Shanghai est-elle désormais prête à vivre la fête ? Elle semble en tout cas
prête à exposer et s’exposer. Durant les 184 prochains jours que durera
l’évènement, elle ambitionne de recevoir 70 millions de visiteurs. Dans la
cité, les indications concernant l’exposition universelle sont très
nombreuses. Son logo est partout et sa mascotte omniprésente. On a toutefois
oublié de traduire cette généreuse signalétique dans d’autres langues. En
anglais, tout au moins. Etrange pour un pays qui veut bâtir une vie
meilleure avec le reste du monde ! Alors que la presse chinoise relève ce
point, qui sera résolu dans les jours à venir, d’autres remarquent que le
visuel du pavillon chinois se substitue un peu trop souvent à celui de
l’exposition.
La Chine a changé. Elle est aujourd’hui la nouvelle puissance économique
mondiale mais pas seulement. La Shanghai transformée est à la fois
l’occasion et l’instrument pour afficher la force d’aujourd’hui et la
puissance de demain. L’exposition universelle a été dotée de moyens hors
normes. Des moyens à la hauteur des ambitions et des possibilités de la
Chine. Une image résume parfaitement la démarche: les moyens, la rigueur et
la suprématie. Celle du pavillon chinois qui trône majestueusement sur
l’exposition et sur la ville. Un pavillon qui toise du haut de ses 70 mètres
de hauteur le reste des pavillons.
Dans l’enceinte du site de l’exposition, on l’aperçoit de loin et de
partout. En se promenant, on enregistre le succès de ce pavillon mais
remarque aussi le mouvement des foules qui se dirigent vers les régions Asie
et Europe. Les files sont longues. Elles n’en finissent pas de se faire et
se défaire. Le spectacle des jardins, des ponts, et des surprenantes façades
de certains pavillons valent à elles seules le détour. L’hérisson
britannique avec ses tiges d’acryliques capteurs de lumière rivalise avec la
splendide façade en osier de l’Espagne qui est inspirée du musée Guggenheim
de Bilbao. L’oasis abstraite des Emirats Arabes Unis donne la réplique au
modernisme du pavillon de l’Arabie Saoudite. Le pavillon français défend
quant à lui la ville sensuelle. Recouvert d’une résille de béton, il opte
pour une scénographie dynamique où se déclinent les cinq sens sous forme de
vidéo, d’expériences olfactives et gustatives.

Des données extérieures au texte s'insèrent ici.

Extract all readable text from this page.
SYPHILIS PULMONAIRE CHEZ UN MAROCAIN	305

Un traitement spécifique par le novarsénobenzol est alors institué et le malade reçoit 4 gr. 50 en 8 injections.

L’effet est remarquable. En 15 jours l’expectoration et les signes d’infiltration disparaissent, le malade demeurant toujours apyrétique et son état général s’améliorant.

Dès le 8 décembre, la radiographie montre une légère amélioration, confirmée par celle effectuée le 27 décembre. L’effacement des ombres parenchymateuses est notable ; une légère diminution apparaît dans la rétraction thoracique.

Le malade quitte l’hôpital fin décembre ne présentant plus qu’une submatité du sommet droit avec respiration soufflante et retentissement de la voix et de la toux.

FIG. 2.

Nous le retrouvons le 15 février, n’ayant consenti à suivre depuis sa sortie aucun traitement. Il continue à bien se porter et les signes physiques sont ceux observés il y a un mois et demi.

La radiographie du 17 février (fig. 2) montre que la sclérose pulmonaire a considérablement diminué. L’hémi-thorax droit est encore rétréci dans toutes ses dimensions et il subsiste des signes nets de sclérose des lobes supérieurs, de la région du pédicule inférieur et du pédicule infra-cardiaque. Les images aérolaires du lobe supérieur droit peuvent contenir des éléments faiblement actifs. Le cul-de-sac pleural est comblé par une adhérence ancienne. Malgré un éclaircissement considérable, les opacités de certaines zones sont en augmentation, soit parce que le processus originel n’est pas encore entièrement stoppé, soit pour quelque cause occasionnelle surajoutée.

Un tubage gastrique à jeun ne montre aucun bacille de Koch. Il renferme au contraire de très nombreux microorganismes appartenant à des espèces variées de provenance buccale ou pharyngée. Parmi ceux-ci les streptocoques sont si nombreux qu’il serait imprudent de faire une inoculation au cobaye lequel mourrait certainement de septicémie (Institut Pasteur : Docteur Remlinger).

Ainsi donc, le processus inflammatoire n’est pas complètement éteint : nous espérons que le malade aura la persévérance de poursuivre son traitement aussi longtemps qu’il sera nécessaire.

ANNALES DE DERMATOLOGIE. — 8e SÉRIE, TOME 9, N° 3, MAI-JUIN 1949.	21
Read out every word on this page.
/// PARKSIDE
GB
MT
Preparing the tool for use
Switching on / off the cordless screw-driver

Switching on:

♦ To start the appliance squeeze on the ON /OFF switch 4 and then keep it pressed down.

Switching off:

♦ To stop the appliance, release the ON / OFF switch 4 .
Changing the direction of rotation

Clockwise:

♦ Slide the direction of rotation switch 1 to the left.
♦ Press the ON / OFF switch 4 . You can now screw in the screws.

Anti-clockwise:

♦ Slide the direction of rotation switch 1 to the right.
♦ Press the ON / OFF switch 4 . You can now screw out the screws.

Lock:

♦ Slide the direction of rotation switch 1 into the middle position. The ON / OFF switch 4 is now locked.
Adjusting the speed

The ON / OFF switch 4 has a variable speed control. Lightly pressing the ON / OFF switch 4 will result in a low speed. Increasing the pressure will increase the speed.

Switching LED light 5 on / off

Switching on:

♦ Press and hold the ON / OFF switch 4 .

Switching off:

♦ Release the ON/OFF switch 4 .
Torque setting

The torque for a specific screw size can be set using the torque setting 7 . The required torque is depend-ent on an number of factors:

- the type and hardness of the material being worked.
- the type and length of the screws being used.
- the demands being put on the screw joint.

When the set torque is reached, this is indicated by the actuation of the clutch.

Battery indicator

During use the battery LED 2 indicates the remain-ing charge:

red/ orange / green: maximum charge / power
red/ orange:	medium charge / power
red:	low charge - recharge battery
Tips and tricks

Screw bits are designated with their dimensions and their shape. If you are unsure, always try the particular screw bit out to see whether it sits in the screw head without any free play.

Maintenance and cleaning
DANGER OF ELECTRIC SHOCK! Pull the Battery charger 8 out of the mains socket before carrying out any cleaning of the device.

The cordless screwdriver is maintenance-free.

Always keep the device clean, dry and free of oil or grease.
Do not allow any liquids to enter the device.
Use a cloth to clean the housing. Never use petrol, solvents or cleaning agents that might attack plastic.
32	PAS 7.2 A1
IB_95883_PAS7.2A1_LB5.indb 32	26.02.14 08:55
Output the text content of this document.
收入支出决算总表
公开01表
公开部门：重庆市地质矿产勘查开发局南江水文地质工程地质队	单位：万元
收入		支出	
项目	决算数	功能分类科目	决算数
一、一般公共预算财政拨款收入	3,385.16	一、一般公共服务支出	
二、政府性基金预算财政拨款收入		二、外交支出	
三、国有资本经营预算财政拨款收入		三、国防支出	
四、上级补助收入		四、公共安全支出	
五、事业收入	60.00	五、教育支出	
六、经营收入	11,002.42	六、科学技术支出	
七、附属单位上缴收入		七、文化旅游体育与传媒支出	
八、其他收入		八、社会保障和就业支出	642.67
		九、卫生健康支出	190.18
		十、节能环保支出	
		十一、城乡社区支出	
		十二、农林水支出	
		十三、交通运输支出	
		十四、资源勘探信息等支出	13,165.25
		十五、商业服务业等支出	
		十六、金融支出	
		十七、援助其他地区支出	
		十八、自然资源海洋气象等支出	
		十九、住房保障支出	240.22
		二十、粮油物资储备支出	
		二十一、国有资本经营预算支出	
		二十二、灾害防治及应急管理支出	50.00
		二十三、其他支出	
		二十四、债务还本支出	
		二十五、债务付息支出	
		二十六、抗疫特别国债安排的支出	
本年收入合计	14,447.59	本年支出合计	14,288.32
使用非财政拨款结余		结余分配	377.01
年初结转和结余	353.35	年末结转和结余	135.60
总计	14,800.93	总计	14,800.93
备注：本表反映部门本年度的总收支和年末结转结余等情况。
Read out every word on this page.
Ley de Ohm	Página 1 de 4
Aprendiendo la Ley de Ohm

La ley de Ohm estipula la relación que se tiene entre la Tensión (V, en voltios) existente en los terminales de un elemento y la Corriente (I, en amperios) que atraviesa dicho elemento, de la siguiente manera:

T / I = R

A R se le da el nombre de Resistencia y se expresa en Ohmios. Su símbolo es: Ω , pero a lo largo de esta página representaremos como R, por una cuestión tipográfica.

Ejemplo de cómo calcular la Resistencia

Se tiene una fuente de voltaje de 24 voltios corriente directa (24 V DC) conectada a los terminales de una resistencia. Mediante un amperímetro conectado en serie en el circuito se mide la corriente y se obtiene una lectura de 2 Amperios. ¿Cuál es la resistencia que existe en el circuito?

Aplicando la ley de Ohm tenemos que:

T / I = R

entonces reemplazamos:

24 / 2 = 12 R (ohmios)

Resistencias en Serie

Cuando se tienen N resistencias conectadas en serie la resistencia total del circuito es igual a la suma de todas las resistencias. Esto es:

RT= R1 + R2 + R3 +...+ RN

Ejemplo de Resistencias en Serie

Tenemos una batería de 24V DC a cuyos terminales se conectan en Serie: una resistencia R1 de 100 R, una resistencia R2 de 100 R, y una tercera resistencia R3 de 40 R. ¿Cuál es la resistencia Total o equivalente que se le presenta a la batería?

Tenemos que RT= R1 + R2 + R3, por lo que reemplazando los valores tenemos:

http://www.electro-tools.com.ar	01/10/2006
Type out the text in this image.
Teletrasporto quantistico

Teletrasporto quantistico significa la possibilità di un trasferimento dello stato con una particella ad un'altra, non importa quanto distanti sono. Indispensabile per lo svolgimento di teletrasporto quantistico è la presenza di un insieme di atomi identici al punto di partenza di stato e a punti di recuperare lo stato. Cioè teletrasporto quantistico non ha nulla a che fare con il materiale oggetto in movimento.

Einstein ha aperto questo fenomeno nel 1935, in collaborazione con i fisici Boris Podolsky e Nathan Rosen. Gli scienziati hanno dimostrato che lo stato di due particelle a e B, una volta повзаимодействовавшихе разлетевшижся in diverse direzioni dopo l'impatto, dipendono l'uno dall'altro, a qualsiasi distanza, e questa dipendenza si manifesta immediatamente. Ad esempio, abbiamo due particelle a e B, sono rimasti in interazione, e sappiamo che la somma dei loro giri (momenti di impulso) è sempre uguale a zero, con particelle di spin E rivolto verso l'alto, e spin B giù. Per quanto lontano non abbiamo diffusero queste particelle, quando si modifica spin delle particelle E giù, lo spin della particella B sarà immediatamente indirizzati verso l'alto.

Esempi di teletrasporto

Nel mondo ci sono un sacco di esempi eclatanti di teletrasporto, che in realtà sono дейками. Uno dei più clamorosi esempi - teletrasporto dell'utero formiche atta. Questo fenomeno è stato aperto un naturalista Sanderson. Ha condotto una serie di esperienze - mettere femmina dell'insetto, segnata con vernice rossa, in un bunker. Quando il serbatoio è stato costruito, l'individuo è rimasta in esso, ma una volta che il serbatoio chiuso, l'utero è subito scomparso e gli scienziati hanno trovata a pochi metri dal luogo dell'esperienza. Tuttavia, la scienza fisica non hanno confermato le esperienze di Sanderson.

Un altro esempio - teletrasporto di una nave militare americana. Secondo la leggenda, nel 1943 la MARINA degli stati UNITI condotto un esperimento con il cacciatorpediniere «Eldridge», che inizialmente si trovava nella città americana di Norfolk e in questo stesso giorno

Les pavillons thématiques ne sont pas en reste. Ils concurrencent de beauté
et d’ingéniosité. La palourde géante qui fait office de salle des spectacles
est l’autre clou de l’exposition. Sans parvenir à retenir plus l’attention
que le pavillon de la Chine, elle devient simplement la plus grande salle
polyvalente du monde et peut accueillir jusqu’à 18 000 spectateurs.
S’étendant sur 5 km2, l’exposition inscrit sérieusement son souci
environnemental. Elle n’accueille que des véhicules propres, ses systèmes de
climatisations sont refroidis par le fleuve voisin et abrite le plus grand
toit de panneaux solaires du monde.
Alors que certains pavillons sont encore en train de parfaire des petits
détails, d’autres ont ouvert leurs portes durant ce jour d’essai. Les
pavillons suscitent les curiosités d’un public frappé par autant
d’ingéniosité et de privilèges. Pour ne citer que le Danemark en exemple, sa
fameuse sirène trône désormais dans son pavillon prête à accueillir des
millions de visiteurs qui la découvriront en faisant du vélo. Comme le
Danemark, de nombreux pays ont pris l’option de sortir des pièces uniques de
leurs territoires. Histoire d’être à la hauteur de l’évènement.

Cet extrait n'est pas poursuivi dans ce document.